Important lesson for coders: Don’t use open redirects!

DART Enterprise login

Let me tell you a story…

At the start of 2002, DoubleClick purchased NetGravity.  It was a company that had an enterprise ad server, so it seemed like a natural fit.  The product was renamed to “DART Enterprise” and was a product people could buy and install on their own servers.  It was really a great product that allowed for a lot of versatility in ad tagging, targeting, and reporting.

DoubleClick DART EnterpriseMonster.com used DART Enterprise (aka “DE”) instead of DoubleClick’s DART For Publishers (“DFP”…now “DoubleClick for Publishers”) because we liked having control over the servers and for the ridiculous amount of ad targeting the company wanted, it was the only solution available at the time.  (Seriously, it was a RIDICULOUS amount.  Want to target entry level accountants in Boise, ID that had a bachelors degree and were searching Monster Australia for plumbing jobs in San Francisco?  You could.)

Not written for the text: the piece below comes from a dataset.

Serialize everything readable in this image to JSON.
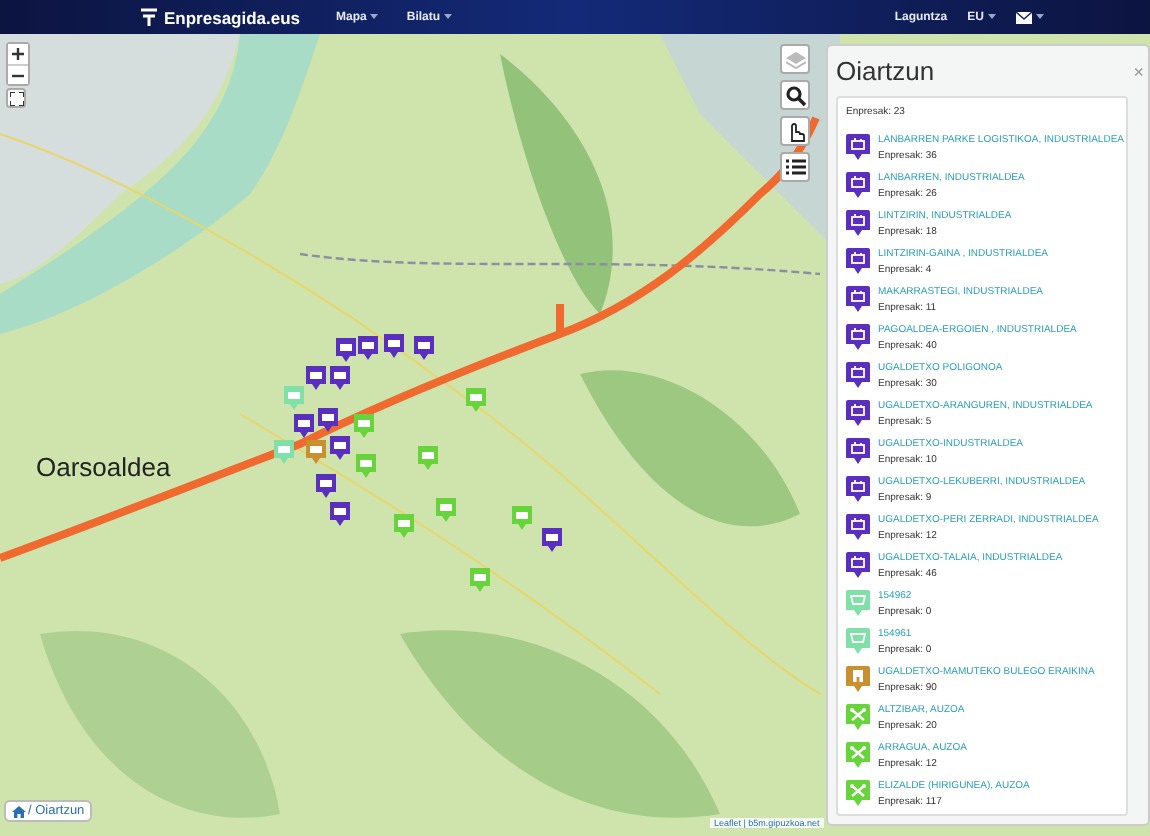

We ran DE on a server at ads.monster.com, which was good because anyone who was blocking “doubleclick.net” ads wouldn’t block us.

DE would serve up ads that matched targeting and record an ad impression.  If someone clicked the ad, it would record the impression for the ad ID in the link and then redirect the user to where the ad was supposed to point to.

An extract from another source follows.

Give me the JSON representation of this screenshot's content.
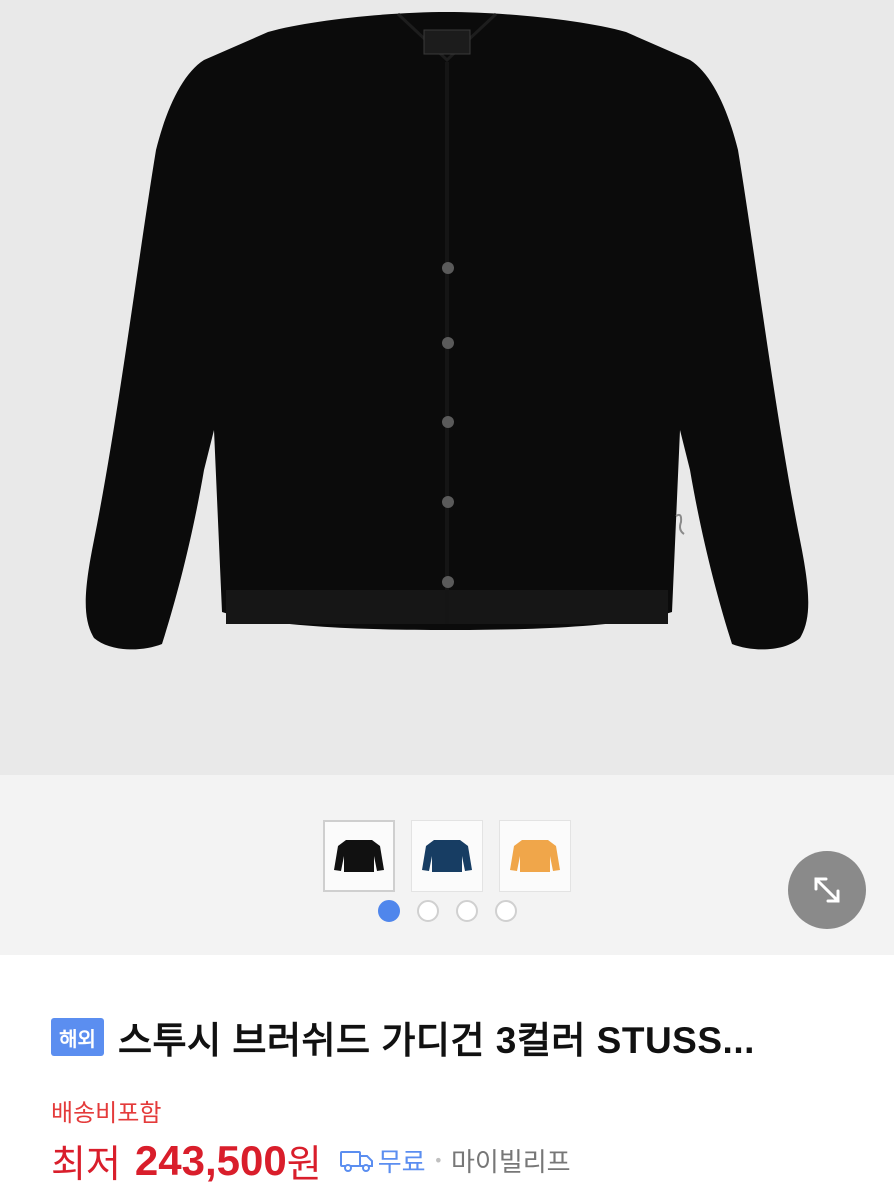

Around 10 years ago, we noticed an issue where some ads were getting thousands of clicks, but the ads themselves weren’t getting impressions.  A 600% click-through rate?  Something’s wrong.

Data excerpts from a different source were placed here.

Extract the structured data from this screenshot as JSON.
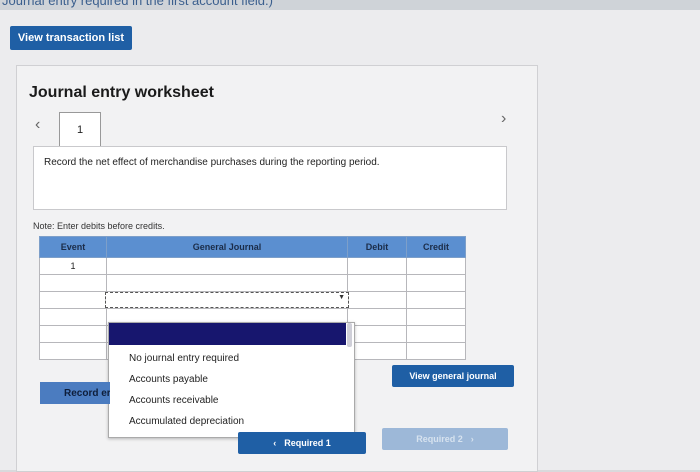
{
  "top_strip_text": "Journal entry required in the first account field.)",
  "view_transaction_list": "View transaction list",
  "worksheet": {
    "title": "Journal entry worksheet",
    "prev_icon": "‹",
    "next_icon": "›",
    "tab_number": "1",
    "description": "Record the net effect of merchandise purchases during the reporting period.",
    "note": "Note: Enter debits before credits."
  },
  "table": {
    "headers": {
      "event": "Event",
      "account": "General Journal",
      "debit": "Debit",
      "credit": "Credit"
    },
    "rows": [
      {
        "event": "1",
        "account": "",
        "debit": "",
        "credit": ""
      },
      {
        "event": "",
        "account": "",
        "debit": "",
        "credit": ""
      },
      {
        "event": "",
        "account": "",
        "debit": "",
        "credit": ""
      },
      {
        "event": "",
        "account": "",
        "debit": "",
        "credit": ""
      },
      {
        "event": "",
        "account": "",
        "debit": "",
        "credit": ""
      },
      {
        "event": "",
        "account": "",
        "debit": "",
        "credit": ""
      }
    ]
  },
  "dropdown": {
    "options": [
      "No journal entry required",
      "Accounts payable",
      "Accounts receivable",
      "Accumulated depreciation"
    ]
  },
  "record_entry_label": "Record er",
  "view_general_journal": "View general journal",
  "bottom": {
    "prev_label": "Required 1",
    "next_label": "Required 2"
  },
  "colors": {
    "accent_blue": "#1f5fa5",
    "header_blue": "#5b8fd0",
    "selected_option": "#17166e"
  }
}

Upon investigation, we realized that spammers were taking our click-through URLs, changing the destination, and pointing it at their spam sites.  By pointing their spam links through ads.monster.com, they were “legitimized” and any anti-spam or anti-phishing software wouldn’t see it as a link to “MaleEnhancementPills.com” and would see it as a legitimate link to Monster.

Finally, around a year later, we got DoubleClick to update DE so that it would only redirect legitimate URLs that matched the ad ID.  Spammers could no longer use our ad server (or anyone’s DE ad server) for open redirects.

Flash forward to May 2014.  Podtrac is down.  Google flagged them as malware.  A malware distributor was likely doing the same thing with Podtrac redirects that spammers used to do with DE redirects.  Point one of those Podtrac URLs at your malware and then if someone gets flagged it would be them and not your malware site.  (Podtrac has since corrected their redirects to prevent this and only allow redirects to valid customer URLs.)

Anyway, the point of this story is to spread the knowledge to others that when you do redirects, you should make sure it’s not possible for anyone to do any sort of open redirect to anything on the Internet.  Perhaps if you strip out the destination hostname and then automatically inserted it into the redirect.  Whatever you do, you don’t want to stumble into the same trap that others have already fallen victim to.